Five months after his firing, and three months after his death, Joe Paterno‘s financial relationship with his beloved Penn State has officially come to an end.
The school confirmed Thursday that it had made a settlement/payment of $roughly 5.5 million to the estate of its former head coach. A PSU spokesperson stated that $3 million of that money was in the form of a retirement bonus.
In a statement sent to the Patriot-News, a Paterno family lawyer disputed the school’s claim that the money was a settlement instead of what was contractually owed to the ex-coach.
“In January, university officials acknowledged they would fully honor the (coach’s) contract. … It should be noted that this exercise was a straightforward payment of monies indisputably owed to the Paterno estate,” the statement from attorney Wick Sollers read.
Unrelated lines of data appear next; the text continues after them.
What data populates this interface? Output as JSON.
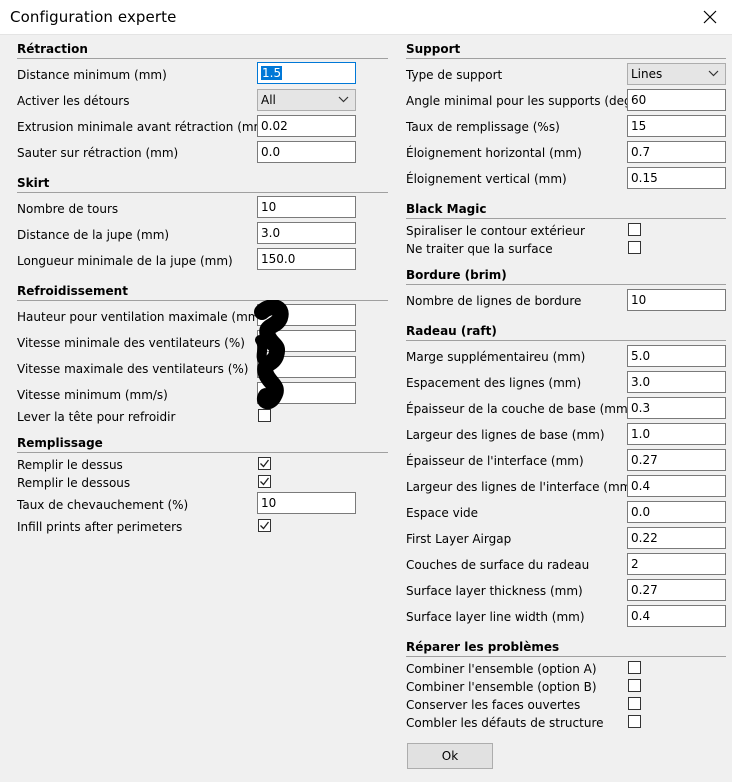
{
  "window": {
    "title": "Configuration experte"
  },
  "left": {
    "retraction": {
      "title": "Rétraction",
      "min_distance": {
        "label": "Distance minimum (mm)",
        "value": "1.5"
      },
      "detours": {
        "label": "Activer les détours",
        "value": "All"
      },
      "min_extrusion": {
        "label": "Extrusion minimale avant rétraction (mm)",
        "value": "0.02"
      },
      "z_hop": {
        "label": "Sauter sur rétraction (mm)",
        "value": "0.0"
      }
    },
    "skirt": {
      "title": "Skirt",
      "loops": {
        "label": "Nombre de tours",
        "value": "10"
      },
      "distance": {
        "label": "Distance de la jupe (mm)",
        "value": "3.0"
      },
      "min_length": {
        "label": "Longueur minimale de la jupe (mm)",
        "value": "150.0"
      }
    },
    "cooling": {
      "title": "Refroidissement",
      "fan_full_height": {
        "label": "Hauteur pour ventilation maximale (mm)",
        "value": ""
      },
      "fan_min_speed": {
        "label": "Vitesse minimale des ventilateurs (%)",
        "value": ""
      },
      "fan_max_speed": {
        "label": "Vitesse maximale des ventilateurs (%)",
        "value": ""
      },
      "min_speed": {
        "label": "Vitesse minimum (mm/s)",
        "value": ""
      },
      "lift_head": {
        "label": "Lever la tête pour refroidir",
        "checked": false
      }
    },
    "infill": {
      "title": "Remplissage",
      "fill_top": {
        "label": "Remplir le dessus",
        "checked": true
      },
      "fill_bottom": {
        "label": "Remplir le dessous",
        "checked": true
      },
      "overlap": {
        "label": "Taux de chevauchement (%)",
        "value": "10"
      },
      "after_perimeters": {
        "label": "Infill prints after perimeters",
        "checked": true
      }
    }
  },
  "right": {
    "support": {
      "title": "Support",
      "type": {
        "label": "Type de support",
        "value": "Lines"
      },
      "angle": {
        "label": "Angle minimal pour les supports (deg)",
        "value": "60"
      },
      "fill_rate": {
        "label": "Taux de remplissage (%s)",
        "value": "15"
      },
      "xy_distance": {
        "label": "Éloignement horizontal (mm)",
        "value": "0.7"
      },
      "z_distance": {
        "label": "Éloignement vertical (mm)",
        "value": "0.15"
      }
    },
    "black_magic": {
      "title": "Black Magic",
      "spiralize": {
        "label": "Spiraliser le contour extérieur",
        "checked": false
      },
      "surface_only": {
        "label": "Ne traiter que la surface",
        "checked": false
      }
    },
    "brim": {
      "title": "Bordure (brim)",
      "line_count": {
        "label": "Nombre de lignes de bordure",
        "value": "10"
      }
    },
    "raft": {
      "title": "Radeau (raft)",
      "margin": {
        "label": "Marge supplémentaireu (mm)",
        "value": "5.0"
      },
      "line_spacing": {
        "label": "Espacement des lignes (mm)",
        "value": "3.0"
      },
      "base_thickness": {
        "label": "Épaisseur de la couche de base (mm)",
        "value": "0.3"
      },
      "base_linewidth": {
        "label": "Largeur des lignes de base (mm)",
        "value": "1.0"
      },
      "interface_thickness": {
        "label": "Épaisseur de l'interface (mm)",
        "value": "0.27"
      },
      "interface_linewidth": {
        "label": "Largeur des lignes de l'interface (mm)",
        "value": "0.4"
      },
      "airgap": {
        "label": "Espace vide",
        "value": "0.0"
      },
      "first_layer_airgap": {
        "label": "First Layer Airgap",
        "value": "0.22"
      },
      "surface_layers": {
        "label": "Couches de surface du radeau",
        "value": "2"
      },
      "surface_thickness": {
        "label": "Surface layer thickness (mm)",
        "value": "0.27"
      },
      "surface_linewidth": {
        "label": "Surface layer line width (mm)",
        "value": "0.4"
      }
    },
    "fix": {
      "title": "Réparer les problèmes",
      "combine_a": {
        "label": "Combiner l'ensemble (option A)",
        "checked": false
      },
      "combine_b": {
        "label": "Combiner l'ensemble (option B)",
        "checked": false
      },
      "keep_open": {
        "label": "Conserver les faces ouvertes",
        "checked": false
      },
      "extensive_stitch": {
        "label": "Combler les défauts de structure",
        "checked": false
      }
    }
  },
  "buttons": {
    "ok": "Ok"
  },
  "icons": {
    "close": "close-icon",
    "dropdown": "chevron-down-icon",
    "check": "checkmark-icon"
  }
}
“The university had requested that the family agree to a full release in return for the payments under the contract. That request was declined and no release was signed. It would be incorrect, therefore, to characterize the payments as a settlement.”
Regardless of the specific characterization, the money represents the end of Paterno’s and his estate’s contractual relationship with a university which he devoted 62 years of his life to, 16 as an assistant and 46 as a head coach.
Paterno was fired Nov. 9 amid the Jerry Sandusky child sex abuse scandal. He passed away Jan. 22 following a two-month battle with lung cancer, which was diagnosed less than two weeks after his dismissal.